Dalet subtitling diagram
Ben Davenport, Dalet
Acquisition
April 21st 2016 at 11:23AM : By

Ben Davenport, director of marketing at Dalet, takes a look at the challenges in subtitling for a multi-screen world

Even the language around captions and subtitles is confusing. And perhaps that's the best place to start. Over the other side of the Atlantic, in America, they refer to the timed text that accompanies video/audio as captions - specifically, open captions or closed captions. Open Captions are “burnt” into the encoded/distributed video picture, where Closed Captions are carried alongside and the display device controls the rendering of the text over the image when selected by the user. And ‘subtitles’ refers only to foreign language text.

In Europe (and elsewhere) we tend to just use ‘subtitles’ to refer to all cases. For the purpose of this article, it is only subtitles, and specifically the European equivalent to Closed Captions, that we will discuss.

Why we care

Aside from being ethically sound, in many territories, providing subtitles is a regulatory obligation – as such it is a business cost that must be addressed with maximum efficiency. In a time where all or most content was delivered to consumers by linear broadcast, the most effective time to add subtitles was at playout – before which all the subtitle data would exist in a discrete workflow and data path. This posed some challenges in terms of association of text with video/audio but avoided the much larger issues of media interoperability and file exchange. However, when we start delivering content through multiple platforms, it is not efficient to have separate subtitle data paths for each platform, and we need to look at how to bring text, video and audio together much earlier in the production and content preparation process.

Authoring formats

STL, SCC, PAC, RAC, CHK, SRT, SUB, 890, XIF, CAP, TXT – a few of the most popular file formats for authoring, editing and storing subtitles standalone from the video and audio. Standards and specifications exist for some of these but there are many proprietary implementations too, meaning that converting archives of these files to something interoperable often poses a hurdle in the design or implementation of introducing subtitles into file-based video/audio workflows. Well established tools exist to handle these conversions, but it is important to ensure those conversions can be easily orchestrated and married to other operations to maintain efficiency.

Dalet subtitles inputs outputs

Carriage formats

Although there are other alternatives, by far and away the most common carriage formats for subtitles are OP42 (Operational Practice as defined by Free TV Australia) for SD and OP47/SMPTE RDD08 for HD. These specifications describe the way in which the text is actually written into the ancillary data space (VBI or VANC) in file or stream form. While there is opportunity for error in encoding/decoding to/from these formats, this is a reasonably well understood area and errors probably are rare.

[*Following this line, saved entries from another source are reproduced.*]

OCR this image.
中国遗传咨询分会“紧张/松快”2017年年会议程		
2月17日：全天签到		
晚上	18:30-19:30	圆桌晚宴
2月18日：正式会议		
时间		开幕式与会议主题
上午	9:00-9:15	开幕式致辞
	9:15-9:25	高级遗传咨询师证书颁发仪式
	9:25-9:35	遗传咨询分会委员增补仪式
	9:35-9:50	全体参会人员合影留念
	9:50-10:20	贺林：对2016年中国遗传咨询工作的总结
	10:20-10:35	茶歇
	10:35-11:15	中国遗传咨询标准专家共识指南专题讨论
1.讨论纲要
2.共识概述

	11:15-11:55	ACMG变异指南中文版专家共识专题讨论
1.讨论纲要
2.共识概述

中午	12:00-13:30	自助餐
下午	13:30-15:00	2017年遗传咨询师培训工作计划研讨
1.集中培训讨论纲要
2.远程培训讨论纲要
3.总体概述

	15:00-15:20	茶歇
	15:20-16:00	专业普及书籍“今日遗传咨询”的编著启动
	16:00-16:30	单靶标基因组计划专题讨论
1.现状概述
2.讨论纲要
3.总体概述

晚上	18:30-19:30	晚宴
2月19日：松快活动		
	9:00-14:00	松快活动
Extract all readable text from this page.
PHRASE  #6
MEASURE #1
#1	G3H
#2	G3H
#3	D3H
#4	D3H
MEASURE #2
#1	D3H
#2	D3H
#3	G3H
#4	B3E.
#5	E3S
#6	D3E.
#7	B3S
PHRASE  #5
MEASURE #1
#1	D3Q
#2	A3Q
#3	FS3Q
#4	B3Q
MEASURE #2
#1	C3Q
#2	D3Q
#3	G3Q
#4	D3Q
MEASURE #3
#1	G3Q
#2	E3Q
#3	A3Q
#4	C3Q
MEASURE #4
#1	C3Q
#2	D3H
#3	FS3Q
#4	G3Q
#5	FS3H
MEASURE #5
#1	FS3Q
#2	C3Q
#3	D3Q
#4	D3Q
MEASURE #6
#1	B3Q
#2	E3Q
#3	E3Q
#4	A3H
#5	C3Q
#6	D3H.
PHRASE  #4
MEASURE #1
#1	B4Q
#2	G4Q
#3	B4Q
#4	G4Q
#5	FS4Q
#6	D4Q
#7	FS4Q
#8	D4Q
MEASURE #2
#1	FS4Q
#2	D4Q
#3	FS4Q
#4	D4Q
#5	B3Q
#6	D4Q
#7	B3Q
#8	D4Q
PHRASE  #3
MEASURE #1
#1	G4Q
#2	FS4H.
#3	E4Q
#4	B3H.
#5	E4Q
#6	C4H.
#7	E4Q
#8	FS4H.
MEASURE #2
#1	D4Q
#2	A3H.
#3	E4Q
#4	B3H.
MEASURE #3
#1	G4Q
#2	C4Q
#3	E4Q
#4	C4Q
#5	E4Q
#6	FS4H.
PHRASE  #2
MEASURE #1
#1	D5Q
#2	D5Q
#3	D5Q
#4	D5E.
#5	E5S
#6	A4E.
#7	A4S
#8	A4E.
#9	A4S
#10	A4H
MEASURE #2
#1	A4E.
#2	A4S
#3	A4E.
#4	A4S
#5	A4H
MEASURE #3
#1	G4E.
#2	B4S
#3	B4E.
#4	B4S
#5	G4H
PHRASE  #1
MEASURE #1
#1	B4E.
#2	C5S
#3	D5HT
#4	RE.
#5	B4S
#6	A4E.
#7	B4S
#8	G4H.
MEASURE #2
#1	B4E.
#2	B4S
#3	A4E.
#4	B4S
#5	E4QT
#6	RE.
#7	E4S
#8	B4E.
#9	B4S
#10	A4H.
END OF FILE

It is not efficient to have separate subtitle data paths for each platform

Carriage mechanism and media file formats

Although by no means necessarily the same thing, the carriage mechanism and media file format are very much related. By carriage mechanism, we are referring to the container for the carriage format. For MXF files this will commonly be an ST436 track – a track that contains ancillary data according to the SMPTE ST436 specification. However there are many other frequently used containers such as MPEG-2 user data space, ‘in-vision’ space in IMX (tall MPEG) or VAUX in DV. Some vendors created proprietary side-car files to contain ancillary data while some proprietary codecs (such as ProRes) have specific containers for captions. Regional application specifications such as AS-11 UK DPP in the UK and the ARD-ZDF MXF profiles in Germany should go some way to constrain options and aid interoperability, but limited vendor support along with subtleties and variations in the implementation of those specifications can still cause issues.

Understanding the carriage mechanisms and different media file formats is especially important when dealing with legacy files with embedded subtitle data and/or files arriving from third party sources. Whether you are looking to extract the subtitles from these files for reference or manipulation, or converting them to a mezzanine format – knowing what subtitles are in the source files and where is the difference between success and a potentially untestable workflow.

Pivot Formats

As with any ‘many in, many out’ scenario, the test matrix, and chance of error, can be greatly reduced by using a mezzanine or ‘pivot’ format at the centre of your workflow (see image top) – converting only to that format on the way in and only from that format on the way out. The best format to choose will depend on your workflows – if you’re significantly manipulating or editing the subtitles then an STL or TTML file might be preferable, in repurposing and delivery workflows, a standalone (reference) ST436 MXF file could speed up transformations for delivery – but generally something tightly defined, specified and/or standardised will be advantageous.

As stated at the beginning of this article, even the language around captions and subtitles is confusing and there are possibly terms and acronyms used here that are unfamiliar or different to those you may have used. This makes the most important factor in any conversation or project around subtitles to define a vocabulary from the start and minimise confusion.